Ce mélange des origines, cette mixité sociale, la réalisatrice ne les retrouve pas dans le quartier populaire de Bassens, à Marseille, où elle rencontre Samia Ghali. « J’appelle ça une prison à ciel ouvert », déplore la sénatrice PS, qui regrette qu’il n’y ait que « des Maghrébins et des Gitans ». La cité du 15e arrondissement marseillais, au coeur des quartiers Nord, est également minée par les trafics de drogue et les règlements de compte meurtriers.

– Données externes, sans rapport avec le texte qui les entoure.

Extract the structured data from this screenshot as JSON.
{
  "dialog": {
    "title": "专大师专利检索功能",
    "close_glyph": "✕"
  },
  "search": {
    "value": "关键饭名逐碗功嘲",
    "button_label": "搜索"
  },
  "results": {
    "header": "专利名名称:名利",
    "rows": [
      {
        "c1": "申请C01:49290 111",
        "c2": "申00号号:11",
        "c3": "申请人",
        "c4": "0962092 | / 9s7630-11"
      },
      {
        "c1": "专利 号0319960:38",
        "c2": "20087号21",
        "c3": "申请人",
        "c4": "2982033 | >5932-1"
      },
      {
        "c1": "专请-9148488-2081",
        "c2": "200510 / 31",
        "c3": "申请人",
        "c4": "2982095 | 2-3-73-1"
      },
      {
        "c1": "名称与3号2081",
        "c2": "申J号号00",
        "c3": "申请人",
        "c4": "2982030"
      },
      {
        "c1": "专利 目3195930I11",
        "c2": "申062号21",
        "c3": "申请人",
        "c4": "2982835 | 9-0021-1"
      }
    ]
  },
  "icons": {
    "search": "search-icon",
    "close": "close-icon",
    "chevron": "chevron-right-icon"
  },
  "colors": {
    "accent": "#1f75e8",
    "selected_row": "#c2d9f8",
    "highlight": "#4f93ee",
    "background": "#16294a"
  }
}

Un dialogue impossible avec les extrêmes

Une vie en communauté est-elle possible ? Cette question, Amelle Chahbi la pose à des personnes qui sont convaincues du contraire. Lors d’un traditionnel rassemblement en l’honneur de la Pucelle d’Orléans à Paris, qui réunit patriotes, militants d’extrême-droite et fascistes, la comédienne demande naïvement à un manifestant s’il croit au vivre-ensemble. S’en suit une scène surréaliste. L’homme, raciste assumé, prône plutôt « une épuration (des Arabes et des Noirs), comme ce que les Serbes ont fait ». On ne sait pas si on doit rire ou pleurer. Comme pour la rassurer, il conclut en lui disant : « Votez Marine Le Pen ! Vous verrez, tous les fachos ne sont pas méchants ». Merci du conseil !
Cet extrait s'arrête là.